The Australian Competition and Consumer Commission on Monday accused Viagogo of making false or misleading representations, and engaging in misleading or deceptive conduct.
“We allege that Viagogo failed to disclose significant and unavoidable fees upfront in the ticket price, including a 27.6 per cent booking fee for most events and a handling fee,” ACCC Deputy Chair Delia Rickard said.
Booking and handling fees increased ticket prices by about 30 per cent, ACCC said.
The price of a Book of Mormon ticket increased 31 per cent from $135 to $177.45 when additional fees were added, ACCC said.
Three Ashes tickets increased 29 per cent from $330.15 to $426.82 when a $91.71 booking fee and $4.95 handling fee was added.
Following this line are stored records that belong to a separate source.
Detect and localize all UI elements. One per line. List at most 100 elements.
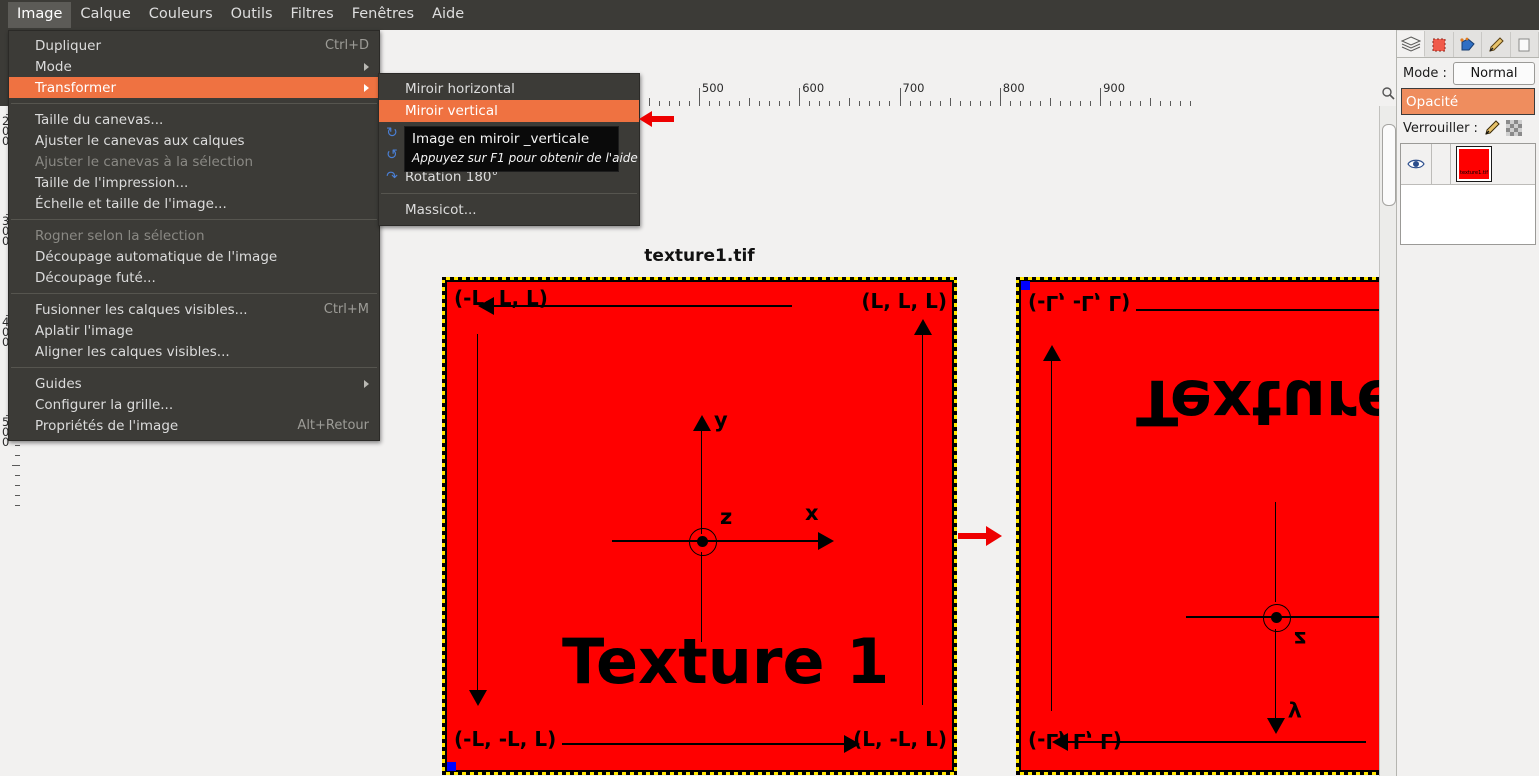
corner-label-top-right: (L, L, L) [861, 289, 947, 313]
menu-couleurs[interactable]: Couleurs [140, 2, 222, 28]
bottom-edge-line [562, 743, 847, 745]
y-axis-line [701, 429, 702, 534]
y-axis-arrowhead-icon [1267, 718, 1285, 734]
paths-tab[interactable] [1454, 32, 1483, 57]
menu-item-label: Rogner selon la sélection [35, 227, 205, 244]
image-menu-item-propri-t-s-de-l-image[interactable]: Propriétés de l'image Alt+Retour [9, 415, 379, 436]
chevron-right-icon [364, 379, 369, 388]
brush-icon [1489, 36, 1504, 52]
menu-item-label: Découpage futé... [35, 269, 156, 286]
transform-item-miroir-horizontal[interactable]: Miroir horizontal [379, 78, 639, 100]
more-icon [1518, 38, 1530, 51]
image-menu-item-d-coupage-fut[interactable]: Découpage futé... [9, 267, 379, 288]
image-menu-item-aplatir-l-image[interactable]: Aplatir l'image [9, 320, 379, 341]
menu-item-label: Échelle et taille de l'image... [35, 195, 227, 212]
menu-filtres[interactable]: Filtres [282, 2, 343, 28]
canvas-mirrored[interactable]: (-L, -L, L) (L, -L, L) (-L, L, L) (L, L,… [1016, 277, 1379, 775]
ruler-label: 900 [1103, 81, 1126, 95]
image-menu-item-aligner-les-calques-visibles[interactable]: Aligner les calques visibles... [9, 341, 379, 362]
mode-label: Mode : [1403, 65, 1447, 81]
image-menu-item-taille-de-l-impression[interactable]: Taille de l'impression... [9, 172, 379, 193]
menu-separator [11, 103, 377, 104]
right-dock: Mode : Normal Opacité Verrouiller : text… [1396, 30, 1539, 776]
chevron-right-icon [364, 83, 369, 92]
submenu-item-label: Massicot... [405, 202, 477, 218]
ruler-minor-tick [1150, 98, 1152, 106]
image-menu-item-dupliquer[interactable]: Dupliquer Ctrl+D [9, 35, 379, 56]
menu-item-label: Guides [35, 375, 82, 392]
menu-fenetres[interactable]: Fenêtres [343, 2, 423, 28]
layer-mode-row: Mode : Normal [1397, 58, 1539, 86]
image-menu-item-guides[interactable]: Guides [9, 373, 379, 394]
zoom-image-button[interactable] [1379, 82, 1397, 104]
y-axis-line [1275, 629, 1276, 722]
menu-item-label: Fusionner les calques visibles... [35, 301, 248, 318]
layer-link-toggle[interactable] [1432, 144, 1451, 184]
layer-thumbnail-caption: texture1.tif [1460, 170, 1488, 176]
menu-item-shortcut: Ctrl+M [323, 302, 369, 317]
menu-item-shortcut: Ctrl+D [324, 38, 369, 53]
corner-label-bottom-right: (L, -L, L) [853, 727, 947, 751]
layer-thumbnail-cell[interactable]: texture1.tif [1451, 144, 1497, 184]
menu-outils[interactable]: Outils [222, 2, 282, 28]
menu-aide[interactable]: Aide [423, 2, 473, 28]
channels-icon [1432, 38, 1446, 51]
lock-alpha-checker-icon[interactable] [1505, 120, 1522, 136]
submenu-item-label: Miroir vertical [405, 103, 498, 119]
rotate-180-icon: ↷ [386, 169, 398, 185]
image-menu-item-transformer[interactable]: Transformer [9, 77, 379, 98]
ruler-label: 700 [902, 81, 925, 95]
ruler-major-tick [799, 88, 801, 106]
menu-image[interactable]: Image [8, 2, 72, 28]
lock-pixels-brush-icon[interactable] [1484, 120, 1500, 136]
menu-separator [11, 293, 377, 294]
image-menu-item-mode[interactable]: Mode [9, 56, 379, 77]
layers-tab[interactable] [1397, 31, 1426, 57]
canvas-original[interactable]: (-L, L, L) (L, L, L) (-L, -L, L) (L, -L,… [442, 277, 957, 775]
submenu-separator [381, 193, 637, 194]
z-axis-label: z [720, 505, 733, 529]
more-tab[interactable] [1511, 32, 1539, 57]
menu-bar: Image Calque Couleurs Outils Filtres Fen… [0, 0, 1539, 30]
transform-item-miroir-vertical[interactable]: Miroir vertical [379, 100, 639, 122]
layer-visibility-toggle[interactable] [1401, 144, 1432, 184]
image-menu-item-fusionner-les-calques-visibles[interactable]: Fusionner les calques visibles... Ctrl+M [9, 299, 379, 320]
y-axis-label: y [714, 408, 728, 432]
image-menu-item-d-coupage-automatique-de-l-image[interactable]: Découpage automatique de l'image [9, 246, 379, 267]
pointer-arrow-icon [639, 111, 674, 127]
corner-label-top-left: (-L, L, L) [454, 286, 548, 310]
canvas-selection-border [442, 277, 957, 775]
image-menu-item-taille-du-canevas[interactable]: Taille du canevas... [9, 109, 379, 130]
brushes-tab[interactable] [1482, 32, 1511, 57]
image-menu-item-chelle-et-taille-de-l-image[interactable]: Échelle et taille de l'image... [9, 193, 379, 214]
ruler-major-tick [698, 88, 700, 106]
mode-select[interactable]: Normal [1452, 61, 1535, 85]
transform-item-massicot[interactable]: Massicot... [379, 199, 639, 221]
scrollbar-thumb[interactable] [1382, 124, 1396, 206]
rotate-cw-icon: ↻ [386, 125, 398, 141]
layer-handle-top-left[interactable] [1021, 281, 1030, 290]
right-arrowhead-up-icon [914, 319, 932, 335]
dock-tab-bar [1397, 30, 1539, 58]
ruler-minor-tick [1049, 98, 1051, 106]
layer-row[interactable]: texture1.tif [1401, 144, 1535, 185]
layers-list[interactable]: texture1.tif [1400, 143, 1536, 245]
image-menu-popup[interactable]: Dupliquer Ctrl+D Mode Transformer Taille du … [8, 30, 380, 441]
ruler-minor-tick [949, 98, 951, 106]
x-axis-arrowhead-icon [818, 532, 834, 550]
image-menu-item-configurer-la-grille[interactable]: Configurer la grille... [9, 394, 379, 415]
ruler-major-tick [1100, 88, 1102, 106]
menu-separator [11, 219, 377, 220]
image-menu-item-ajuster-le-canevas-aux-calques[interactable]: Ajuster le canevas aux calques [9, 130, 379, 151]
canvas-vertical-scrollbar[interactable] [1379, 106, 1396, 776]
opacity-slider[interactable]: Opacité [1401, 88, 1535, 115]
rotate-ccw-icon: ↺ [386, 147, 398, 163]
menu-calque[interactable]: Calque [71, 2, 139, 28]
layer-handle-bottom-left[interactable] [447, 762, 456, 771]
channels-tab[interactable] [1425, 32, 1454, 57]
right-edge-line [922, 335, 923, 705]
y-axis-label: y [1288, 701, 1302, 725]
menu-item-label: Transformer [35, 79, 117, 96]
menu-item-label: Configurer la grille... [35, 396, 174, 413]
tooltip-title: Image en miroir _verticale [412, 131, 590, 147]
Cat Stevens fans were slugged $125 in booking fees and $4.95 in handling fees when the total price for two tickets increased from $450 to $579.95, a 29 per cent increase.
The ACCC also accused Viagogo of misleading Australians by claiming tickets to events were close to selling out, without dislosing this “scarcity” referred to tickets on its website only.
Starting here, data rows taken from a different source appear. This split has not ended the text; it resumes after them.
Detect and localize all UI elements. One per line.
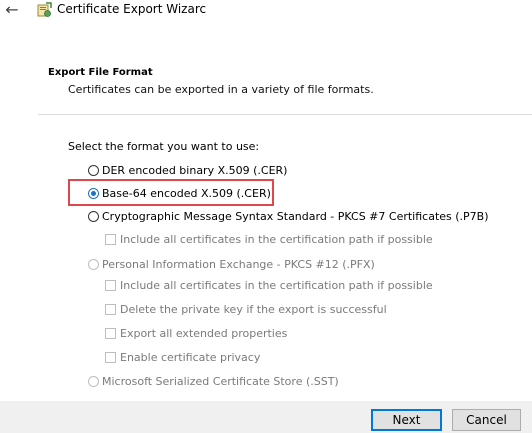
pfx-export-extended[interactable]: Export all extended properties [105,327,287,340]
option-sst-label: Microsoft Serialized Certificate Store (… [102,375,339,388]
certificate-wizard-icon [37,2,52,17]
option-pfx[interactable]: Personal Information Exchange - PKCS #12… [88,258,375,271]
option-der-label: DER encoded binary X.509 (.CER) [102,164,288,177]
option-der[interactable]: DER encoded binary X.509 (.CER) [88,164,287,177]
certificate-export-wizard: ← Certificate Export Wizarc Export File … [0,0,532,433]
next-button[interactable]: Next [371,409,442,431]
option-base64[interactable]: Base-64 encoded X.509 (.CER) [88,187,271,200]
checkbox-pfx-export-extended[interactable] [105,328,116,339]
radio-pkcs7[interactable] [88,211,99,222]
radio-der[interactable] [88,165,99,176]
p7b-include-chain-label: Include all certificates in the certific… [120,233,433,246]
checkbox-pfx-enable-privacy[interactable] [105,352,116,363]
checkbox-p7b-include-chain[interactable] [105,234,116,245]
radio-sst[interactable] [88,376,99,387]
wizard-footer: Next Cancel [0,401,532,433]
pfx-delete-key-label: Delete the private key if the export is … [120,303,387,316]
radio-base64[interactable] [88,188,99,199]
pfx-export-extended-label: Export all extended properties [120,327,288,340]
radio-pfx[interactable] [88,259,99,270]
option-pfx-label: Personal Information Exchange - PKCS #12… [102,258,375,271]
pfx-delete-key[interactable]: Delete the private key if the export is … [105,303,387,316]
header-separator [38,114,532,115]
pfx-include-chain[interactable]: Include all certificates in the certific… [105,279,433,292]
option-base64-label: Base-64 encoded X.509 (.CER) [102,187,271,200]
section-title: Export File Format [48,67,153,78]
pfx-include-chain-label: Include all certificates in the certific… [120,279,433,292]
checkbox-pfx-delete-key[interactable] [105,304,116,315]
option-sst[interactable]: Microsoft Serialized Certificate Store (… [88,375,339,388]
back-arrow-icon[interactable]: ← [4,2,20,18]
option-pkcs7[interactable]: Cryptographic Message Syntax Standard - … [88,210,489,223]
title-bar: ← Certificate Export Wizarc [0,0,532,22]
pfx-enable-privacy-label: Enable certificate privacy [120,351,261,364]
option-pkcs7-label: Cryptographic Message Syntax Standard - … [102,210,489,223]
section-subtitle: Certificates can be exported in a variet… [68,83,374,96]
cancel-button[interactable]: Cancel [452,409,521,431]
window-title: Certificate Export Wizarc [57,2,207,16]
pfx-enable-privacy[interactable]: Enable certificate privacy [105,351,260,364]
format-prompt: Select the format you want to use: [68,140,260,153]
checkbox-pfx-include-chain[interactable] [105,280,116,291]
p7b-include-chain[interactable]: Include all certificates in the certific… [105,233,433,246]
“Viagogo’s statements such as ‘less than 1 per cent of tickets remaining’ creates a sense of urgency for people to buy them straight away, when tickets may have still been available through other ticket sources,” Ms Rickard said.
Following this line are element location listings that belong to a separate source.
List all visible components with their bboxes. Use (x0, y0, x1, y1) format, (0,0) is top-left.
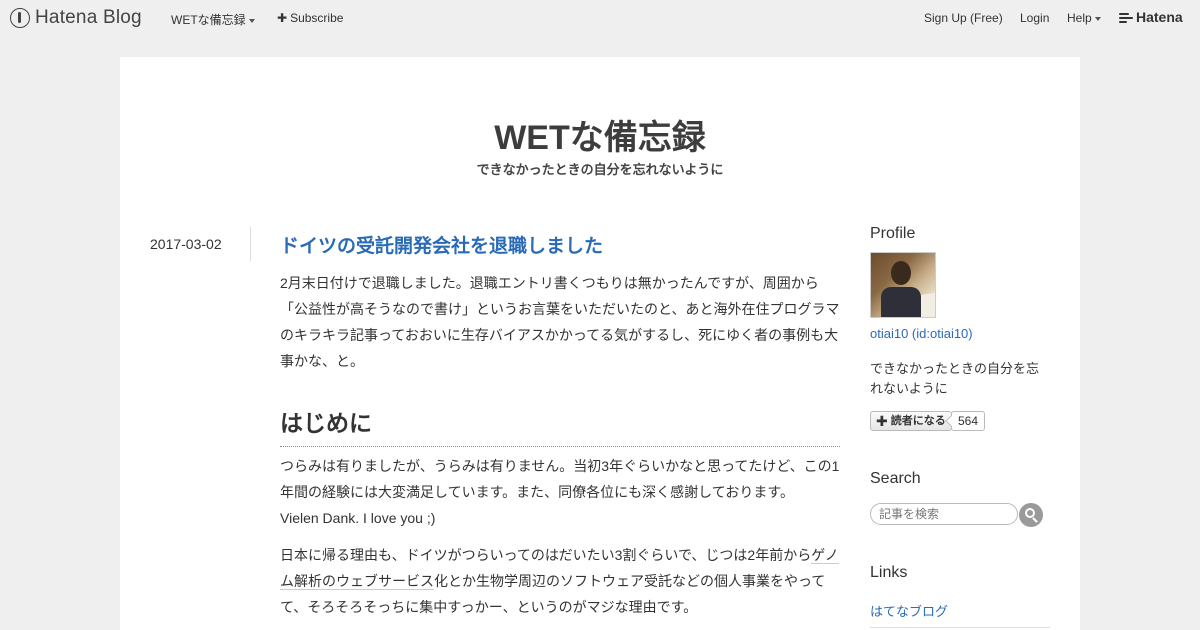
subscriber-count[interactable]: 564 (951, 411, 986, 431)
entry-paragraph: つらみは有りましたが、うらみは有りません。当初3年ぐらいかなと思ってたけど、この… (280, 453, 840, 531)
global-header: Hatena Blog WETな備忘録 ✚ Subscribe Sign Up (… (0, 0, 1200, 36)
paragraph-text: Vielen Dank. I love you ;) (280, 510, 436, 526)
sidebar-divider (870, 627, 1050, 628)
login-link[interactable]: Login (1020, 11, 1049, 25)
section-heading: はじめに (280, 404, 840, 447)
link-hatena-blog[interactable]: はてなブログ (870, 601, 1050, 620)
profile-user-link[interactable]: otiai10 (id:otiai10) (870, 326, 1050, 341)
brand-name: Hatena Blog (35, 7, 142, 28)
help-menu[interactable]: Help (1067, 11, 1101, 25)
subscribe-reader-label: 読者になる (890, 415, 946, 427)
search-heading: Search (870, 470, 921, 487)
hatena-blog-icon (10, 8, 30, 28)
entry-title[interactable]: ドイツの受託開発会社を退職しました (280, 231, 603, 258)
caret-down-icon (1094, 16, 1101, 21)
help-label: Help (1067, 11, 1092, 25)
entry-paragraph: 2月末日付けで退職しました。退職エントリ書くつもりは無かったんですが、周囲から「… (280, 275, 840, 369)
plus-icon: ✚ (277, 11, 288, 25)
entry-paragraph: 日本に帰る理由も、ドイツがつらいってのはだいたい3割ぐらいで、じつは2年前からゲ… (280, 542, 840, 620)
date-divider (250, 227, 251, 261)
subscribe-reader-button[interactable]: ✚ 読者になる (870, 411, 952, 431)
hatena-label: Hatena (1136, 9, 1183, 25)
paragraph-text: 日本に帰る理由も、ドイツがつらいってのはだいたい3割ぐらいで、じつは2年前から (280, 547, 812, 563)
hatena-icon (1119, 13, 1133, 23)
hatena-logo[interactable]: Hatena (1119, 9, 1183, 25)
search-button[interactable] (1019, 503, 1043, 527)
paragraph-text: つらみは有りましたが、うらみは有りません。当初3年ぐらいかなと思ってたけど、この… (280, 458, 840, 500)
blog-menu-label: WETな備忘録 (171, 13, 246, 27)
blog-container: WETな備忘録 できなかったときの自分を忘れないように 2017-03-02 ド… (120, 57, 1080, 630)
blog-menu[interactable]: WETな備忘録 (171, 11, 255, 28)
avatar[interactable] (870, 252, 936, 318)
hatena-blog-logo[interactable]: Hatena Blog (10, 6, 142, 30)
signup-link[interactable]: Sign Up (Free) (924, 11, 1003, 25)
entry-date[interactable]: 2017-03-02 (150, 236, 222, 252)
links-heading: Links (870, 564, 908, 581)
profile-heading: Profile (870, 225, 916, 242)
search-input[interactable] (870, 503, 1018, 525)
subscribe-button[interactable]: ✚ Subscribe (277, 11, 343, 25)
plus-icon: ✚ (876, 413, 888, 429)
profile-description: できなかったときの自分を忘れないように (870, 361, 1040, 396)
subscribe-label: Subscribe (290, 11, 344, 25)
blog-description: できなかったときの自分を忘れないように (476, 162, 724, 177)
blog-title[interactable]: WETな備忘録 (120, 110, 1080, 159)
caret-down-icon (248, 18, 255, 23)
The ACCC also hit out at Viagogo for promoting itself as an authorised ticket seller through the use of the word ‘official’ in advertisements on search engines like Google.
“By using the word ‘official’, we allege that Viagogo represented in these ads that consumers could buy official original tickets, when in fact Viagogo is a platform for tickets that are being on-sold by others.”
Tom Godfrey, from consumer advocacy group CHOICE, said Viagogo’s “official” tagline “lulls consumers into a false sense of security”. Some Australians had spent hundreds or even thousands of dollars on tickets, which later turned out to be invalid, he said.
“The fact that they’re charging significantly higher prices than the face value of the ticket … means they can pour a huge amount of money into Google advertising,” Mr Godfrey told The New Daily.
“These listings for Viagogo come right up the top of the [Google search] list, unfortunately that’s catching a lot of consumers out.
“We’d encourage consumers to think long and hard before buying tickets through that website.”
CHOICE had been “flooded with complaints” about the Swiss-based website, he said.
Complaints were generally in regards to “drip pricing, where the companies advertise one price and drip in unavoidable fees and charges”.
The ACCC has received 473 complaints about Viagogo from Australians this year.
“The ACCC expects all ticket reselling websites to be clear and upfront about the fees they charge, the type of tickets they sell and the nature of their business,” Ms Rickard said.
The watchdog alleges Viagogo breached Australian Consumer Law between May 1 and June 26 this year.
The ACCC is seeking declarations, injunctions, pecuniary penalties, corrective publication orders, orders for a compliance program and costs.
On Sunday, Minister for Better Regulation Matt Kean issued an “urgent public warning” against buying tickets from Viagogo.
NSW Fair Trading has received 187 complaints about the website this year, he said.
“Complaints to date have included delayed delivery, events being cancelled, heavily marked-up prices, hidden fees, and failure to provide refund,” he said.
“With most complaints relating to two or more tickets, Fair Trading has estimated around 600 consumers have been ripped off at a cost of almost $130,000.”
Viagogo has been in the top five most complained about traders five times in the Fair Trading monthly Complaints register, Mr Kean said.
CHOICE will announce calls for reform and release findings of an international market study this week.
The New Daily has contacted Viagogo for comment.